Рано обрадовалась Дарья Андреевна. Заскучали братья от долгих осенних дождей, от беспролазной грязи, от унылого вида низкого темного неба. Засобирались на юг. И как-то сразу сникла Дарья Андреевна. Все чаще уставала она даже от самой незначительной работы, все чаще не спала по ночам, чувствуя все свое старое тело. И случалось, что даже днем, – чего никогда не бывало с ней раньше, – ложилась она отдохнуть и все чаще думала о том, что ей уже шестьдесят, а сколько еще лет осталось на ее долю, неужели так и не придется пожить с сыновьями, невестками и внуками?

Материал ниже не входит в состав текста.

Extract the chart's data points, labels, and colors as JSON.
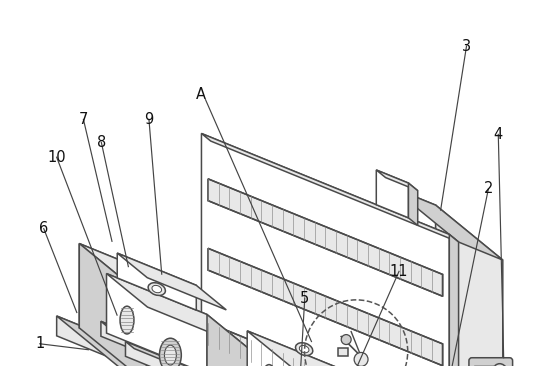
{
  "bg_color": "#ffffff",
  "lc": "#4a4a4a",
  "lw": 1.1,
  "figsize": [
    5.47,
    3.67
  ],
  "dpi": 100,
  "label_fontsize": 10.5
}
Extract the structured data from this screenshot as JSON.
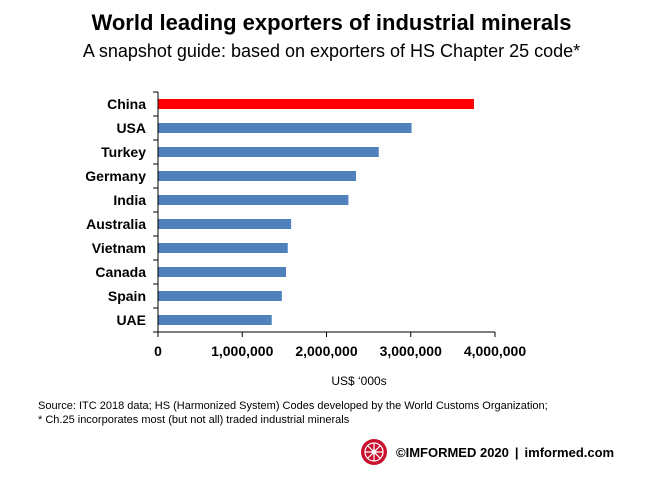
{
  "title": "World leading exporters of industrial minerals",
  "subtitle": "A snapshot guide: based on exporters of HS Chapter 25 code*",
  "chart_data": {
    "type": "bar",
    "orientation": "horizontal",
    "categories": [
      "China",
      "USA",
      "Turkey",
      "Germany",
      "India",
      "Australia",
      "Vietnam",
      "Canada",
      "Spain",
      "UAE"
    ],
    "values": [
      3750000,
      3010000,
      2620000,
      2350000,
      2260000,
      1580000,
      1540000,
      1520000,
      1470000,
      1350000
    ],
    "xlim": [
      0,
      4000000
    ],
    "xticks": [
      0,
      1000000,
      2000000,
      3000000,
      4000000
    ],
    "xtick_labels": [
      "0",
      "1,000,000",
      "2,000,000",
      "3,000,000",
      "4,000,000"
    ],
    "xlabel": "US$ ‘000s",
    "ylabel": "",
    "grid": false,
    "colors": {
      "highlight": "#FF0000",
      "default": "#4F81BD"
    },
    "highlight_category": "China"
  },
  "source_line1": "Source: ITC 2018 data; HS (Harmonized System) Codes developed by the World Customs Organization;",
  "source_line2": "* Ch.25 incorporates most (but not all) traded industrial minerals",
  "footer": {
    "copyright": "©IMFORMED 2020",
    "separator": "|",
    "website": "imformed.com",
    "logo_icon": "imformed-globe-logo"
  }
}
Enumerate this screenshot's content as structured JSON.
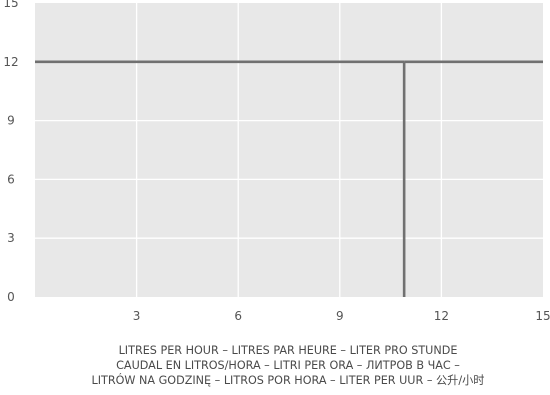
{
  "chart_data": {
    "type": "line",
    "xlabel_lines": [
      "LITRES PER HOUR – LITRES PAR HEURE – LITER PRO STUNDE",
      "CAUDAL EN LITROS/HORA – LITRI PER ORA – ЛИТРОВ В ЧАС –",
      "LITRÓW NA GODZINĘ – LITROS POR HORA  – LITER PER UUR – 公升/小时"
    ],
    "ylabel": "",
    "xlim": [
      0,
      15
    ],
    "ylim": [
      0,
      15
    ],
    "x_ticks": [
      "3",
      "6",
      "9",
      "12",
      "15"
    ],
    "y_ticks": [
      "0",
      "3",
      "6",
      "9",
      "12",
      "15"
    ],
    "grid": true,
    "colors": {
      "plot_background": "#e8e8e8",
      "grid": "#ffffff",
      "line": "#707070"
    },
    "series": [
      {
        "x": [
          0,
          10.9
        ],
        "y": [
          12,
          12
        ]
      },
      {
        "x": [
          10.9,
          15
        ],
        "y": [
          12,
          12
        ]
      },
      {
        "x": [
          10.9,
          10.9
        ],
        "y": [
          0,
          12
        ]
      }
    ]
  }
}
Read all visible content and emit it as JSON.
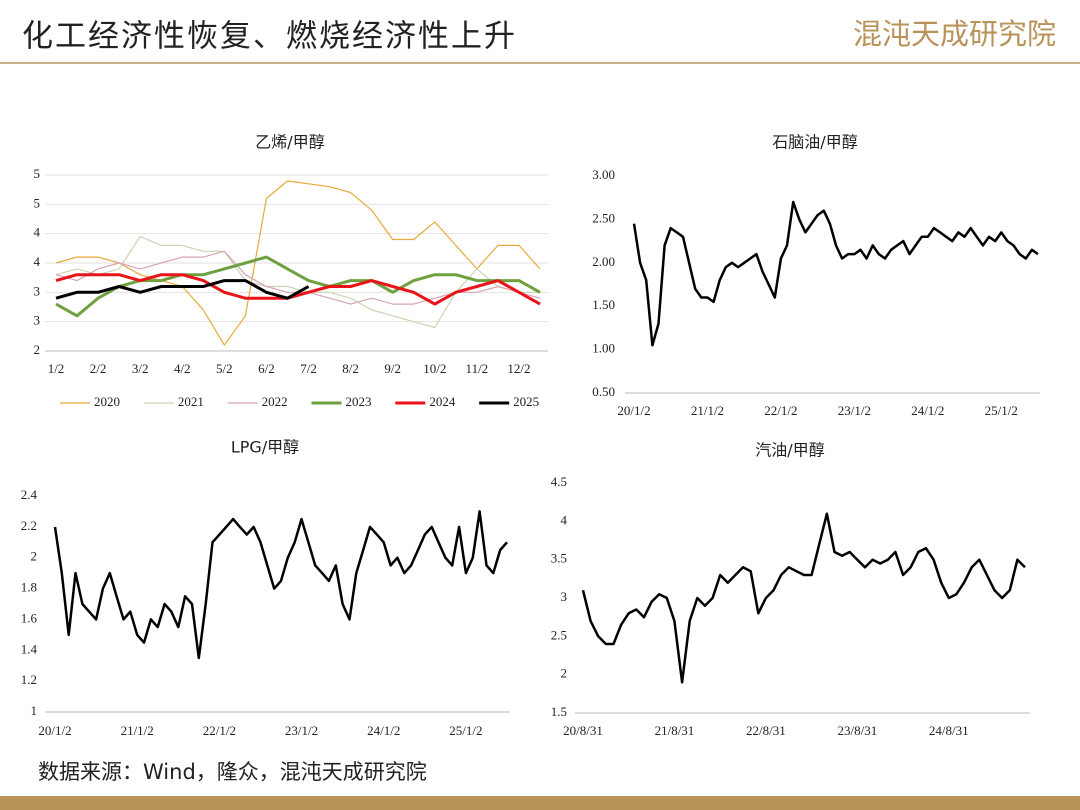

Замечали ее состояние сыновья или нет, но виду не показывали. Собрались и уехали.
Ездили недолго, месяц всего, – денег у них было немного. И вернулись почему-то порознь, впервые за все время. Первым приехал Коля, трезвый, как стеклышко, и сильно невеселый. И что уж совсем удивило Дарью Андреевну – деньги у него еще не вышли, мог бы с недельку и погулять. На вопрос Дарьи Андреевны, где Геннадий, Коля процедил сквозь зубы:
– Не знаю, мы две недели назад разъехались.
– Поругались, что ли?
– Нет.
И больше ничего не добилась она от сына.
Через пять дней явился и Геннадий. Вывалился из попутки весь скрюченный от холода, в легоньких ботиночках, в тонкой шляпе, надвинутой на синие холодные уши. Поздоровался с матерью, мрачно обвел глазами избу, словно не был здесь бог знает сколько лет, только чуть задержался взглядом на Коле – тот отвернулся к окну. Геннадий разделся, сгорбился на стуле, сунув руки под мышки. Дарья Андреевна стала собирать на стол. Геннадий отрывисто спросил, ни к кому не обращаясь:
– Водки нет?
Дарья Андреевна помедлила, ожидая, что ответит Коля, но тот молчал, будто и не слышал вовсе. И она сказала:
– Нет.
Геннадий посмотрел в окно, на холодную солнечную синь декабрьского дня, вздохнул и принялся за еду. Минут пять все молчали, будто воды в рот набрали. Потом Коля покрутил головой, словно тесно ему было в расстегнутом воротничке, усмехнулся чему-то и молча засобирался. Пришел скоро, выставил на стол матово заледеневшую бутылку, другую вынес в сени, сел сам, разлил водку в стаканы. Выпили молчком, без обычного звяка. Но и водка не развязала им языки, уткнулись оба в тарелки. Дарья Андреевна не выдержала:
– Чего, как сычи, надулись друг на друга? Девиц не поделили, что ли?